Handwriting And Computer

Consulting Stock Picture

In the Catholic Times column: Are you at peace today? the nun in her weekly column gives the readers some thoughts on our use of computers and our losing the need for handwriting.
 
"When I write with a pencil, I feel my body is pushing the writing." These are the words of a Korean novelist. If you write with a pencil, your body feels the writing, what does this feel like? Does it feel like I'm telling the story of life and soul engraved on my body?

" … This father has been praying for you and will continue to pray every day for you to become a great disciple and a true disciple for the poor people in this society for the rest of your life. All I can do for you is this."  

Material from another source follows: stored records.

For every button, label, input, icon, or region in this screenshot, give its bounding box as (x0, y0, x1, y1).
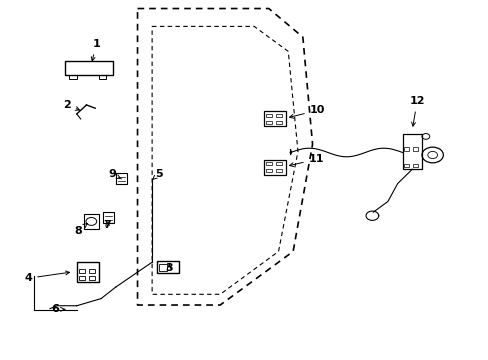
Bar (64, 61, 113, 75)
Bar (103, 212, 114, 223)
Text: 10: 10 (289, 105, 325, 118)
Text: 3: 3 (165, 262, 173, 273)
Bar (404, 147, 408, 151)
Bar (89, 269, 95, 273)
Bar (266, 121, 272, 124)
Bar (157, 261, 179, 273)
Text: 1: 1 (91, 39, 100, 61)
Bar (266, 162, 272, 165)
Bar (276, 121, 282, 124)
Text: 4: 4 (24, 271, 69, 283)
Bar (266, 113, 272, 117)
Bar (266, 169, 272, 172)
Bar (412, 147, 417, 151)
Bar (77, 262, 99, 282)
Bar (69, 75, 77, 79)
Bar (276, 162, 282, 165)
Bar (79, 269, 85, 273)
Bar (84, 214, 99, 229)
Bar (116, 173, 126, 184)
Text: 2: 2 (63, 100, 80, 110)
Text: 11: 11 (289, 154, 324, 167)
Text: 5: 5 (152, 168, 163, 180)
Bar (264, 159, 285, 175)
Bar (264, 111, 285, 126)
Text: 12: 12 (408, 96, 424, 126)
Bar (89, 276, 95, 280)
Bar (276, 113, 282, 117)
Bar (79, 276, 85, 280)
Text: 9: 9 (108, 169, 121, 179)
Bar (276, 169, 282, 172)
Text: 8: 8 (74, 224, 87, 236)
Text: 6: 6 (51, 304, 64, 314)
Bar (402, 134, 421, 169)
Bar (404, 164, 408, 167)
Bar (412, 164, 417, 167)
Text: 7: 7 (103, 220, 111, 230)
Bar (99, 75, 106, 79)
Bar (159, 264, 166, 271)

One day, while cleaning out the bookshelves, she found the above letter written by her father a long time ago. It was heartbreaking to the point of tears. It was a letter mixed with Chinese characters in an old fashion handwriting style that came from an old man, easily imagining her father's dim eyes and trembling hands. The letters were yellow and old, but the handwriting was alive and moving. As the years passed and she got older her father's handwriting returned to her with greater meaning.
 
When she first received this letter, she thought only of the contents. However, now she senses her father's breath from each of the strokes of the letters. Is it not said that the script is the "mirror of the heart"? The warm heart of her father found it difficult to express his love but was conveyed warmly in the handwriting. Then, she thought: "What if this letter was printed on a computer?" She wondered if her heart would be so moved. If so, it would have been a letter that would have been concluded by reading the contents.  
 
Computers are described as an 'a tool that extends the body and sensory functions' (Marshall McLuhan). The computer, which handles work faster than the speed of her body, has become a part of her body. As she repeats writing, erasing, searching, copying, and pasting at high speed, the computer becomes one with her. Sometimes the computer becomes the owner and she is dragged along. Otherwise, when she leaves the computer, she doesn't even remember what she was doing.  
 
There is a line from a poem by William Stafford, "When I close the book, I see that I have left my head in the book." I think the expression 'I left my head on the computer after I turned it off' would be correct. The moment you work hard on something and save it to your computer, your brain doesn't want to remember it anymore. So, is the brain resting?
 
When she was studying abroad in the United States, she wrote a diary with a pencil almost every day. It was a diary that was turned into prayer while struggling to learn English and trying to overcome cultural barriers. While writing a diary with a pencil, she passionately met God. On days of pain, she wrote down her anger, on days of solitude, on loneliness, and on days of sadness, she wrote down her sorrow. Sometimes like a raging wave, sometimes like a soft flower petal. Looking back now, she wonders if she had ever introspected and faced the Lord as deeply as she did back then. The diary was her sincere confession of faith, and at the same time, she received the joy of being purified as a gift. Although now the hand holding the pencil has moved to the computer. Still, traces of her handwriting days remain in her hands and return to her in memory. A new change does not erase all of the old. What is stored in the body cannot be erased.